JEFF PRESTRIDGE: Would we notice if FCA goes on strike?

JEFF PRESTRIDGE: FCA staff threatening industrial action over cost cuts and bonuses – would we notice if watchdog strikes?


I was somewhat amused to learn that staff at the august Financial Conduct Authority are threatening to go on strike as a result of cost cuts and plans to abolish staff bonuses. 

A ballot on whether to strike is being organised by Unite, the country’s largest trade union. Unite likes a strike or six as those who live in Coventry know all too well. Rubbish is currently piling up on some of the city’s streets as refuse collection drivers, represented by Unite, escalate their dispute with the council over pay. 

With regards to the FCA, Unite claims planned cuts – overseen by newish chief executive Nikhil Rathi – will result in a ‘bargain basement’ regulator unable to achieve the high standards of public service it has delivered in the past. 

Out of touch? Unite claims planned cuts will result in a ‘bargain basement’ regulator unable to achieve the high standards of public service it has delivered in the past.

Pull the other one brothers and sisters – have you any idea what the FCA has been up to (or more pertinently not got up to) in recent years? 

For a start, a regulator primarily funded by the financial firms it regulates – and indirectly by the public as buyers of the products these firms sell like billy-o – should not be paying staff bonuses. Full stop, end of matter. 

For the record, brothers, it’s not a plc where profits are the name of the game and staff can be incentivised to deliver them through performance related bonuses. 

It’s an independent public body whose mandate is to protect consumers from financial scoundrels and financial wrongdoing – without breaking the bank of those which fund it. Value for money is the name of the game, not bonuses. 
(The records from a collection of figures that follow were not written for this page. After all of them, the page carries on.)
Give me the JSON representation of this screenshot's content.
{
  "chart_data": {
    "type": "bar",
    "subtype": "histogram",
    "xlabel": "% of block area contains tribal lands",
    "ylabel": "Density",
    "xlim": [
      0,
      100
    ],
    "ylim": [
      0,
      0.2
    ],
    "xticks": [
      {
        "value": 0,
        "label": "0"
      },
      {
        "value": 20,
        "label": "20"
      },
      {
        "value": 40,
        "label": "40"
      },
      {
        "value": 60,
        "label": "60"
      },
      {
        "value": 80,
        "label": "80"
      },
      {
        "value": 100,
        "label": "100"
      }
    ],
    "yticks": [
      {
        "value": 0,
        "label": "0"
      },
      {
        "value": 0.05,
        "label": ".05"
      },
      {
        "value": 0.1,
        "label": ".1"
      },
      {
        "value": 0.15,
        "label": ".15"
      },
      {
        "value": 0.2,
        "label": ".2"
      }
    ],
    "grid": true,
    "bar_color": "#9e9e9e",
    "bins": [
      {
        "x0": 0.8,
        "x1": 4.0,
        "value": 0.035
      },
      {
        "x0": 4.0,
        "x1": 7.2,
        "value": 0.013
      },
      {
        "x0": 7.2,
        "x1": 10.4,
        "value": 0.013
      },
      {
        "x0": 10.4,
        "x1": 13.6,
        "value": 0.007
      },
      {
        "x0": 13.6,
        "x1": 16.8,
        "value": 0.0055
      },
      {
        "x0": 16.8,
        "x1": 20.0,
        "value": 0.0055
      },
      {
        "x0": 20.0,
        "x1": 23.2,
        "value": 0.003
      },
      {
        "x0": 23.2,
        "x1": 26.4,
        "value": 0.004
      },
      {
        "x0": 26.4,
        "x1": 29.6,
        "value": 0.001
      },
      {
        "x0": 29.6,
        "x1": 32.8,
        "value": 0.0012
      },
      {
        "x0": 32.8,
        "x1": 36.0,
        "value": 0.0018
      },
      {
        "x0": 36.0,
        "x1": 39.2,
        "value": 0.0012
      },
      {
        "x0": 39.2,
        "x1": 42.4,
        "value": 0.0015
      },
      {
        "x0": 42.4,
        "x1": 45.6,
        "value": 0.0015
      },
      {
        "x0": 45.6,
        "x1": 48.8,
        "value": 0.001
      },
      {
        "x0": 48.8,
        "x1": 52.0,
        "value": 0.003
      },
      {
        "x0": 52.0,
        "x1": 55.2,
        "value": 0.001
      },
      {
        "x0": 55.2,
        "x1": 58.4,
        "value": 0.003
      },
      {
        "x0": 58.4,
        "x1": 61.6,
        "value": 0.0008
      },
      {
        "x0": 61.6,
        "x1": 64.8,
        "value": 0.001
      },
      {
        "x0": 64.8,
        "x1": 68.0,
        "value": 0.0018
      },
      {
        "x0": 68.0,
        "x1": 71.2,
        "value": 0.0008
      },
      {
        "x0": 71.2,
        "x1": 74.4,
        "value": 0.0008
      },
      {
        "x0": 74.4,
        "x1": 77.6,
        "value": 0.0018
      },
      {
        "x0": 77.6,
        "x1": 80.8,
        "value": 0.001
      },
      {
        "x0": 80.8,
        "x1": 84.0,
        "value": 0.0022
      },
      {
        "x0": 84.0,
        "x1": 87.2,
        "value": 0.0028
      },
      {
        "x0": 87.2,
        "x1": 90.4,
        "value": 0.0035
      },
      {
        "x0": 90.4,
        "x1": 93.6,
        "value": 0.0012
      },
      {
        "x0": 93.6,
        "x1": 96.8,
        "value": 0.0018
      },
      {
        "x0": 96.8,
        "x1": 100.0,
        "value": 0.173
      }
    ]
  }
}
But more importantly, reform is exactly what the FCA is desperately in need of. Its failure to sniff out – and act decisively on – financial scandals such as mini-bond provider London Capital & Finance, Connaught Income Fund and Woodford Equity Income indicates a regulator that has lost its way. And while it’s still early days, its intervention in the car and home insurance markets – as we report above – looks as if it is going to be a monumental disaster. Insurers are running rings round it. 

Being mischievous, you could argue the FCA has been on strike for years. The ballot closes tomorrow at five. Strike or no strike, we won’t notice the difference.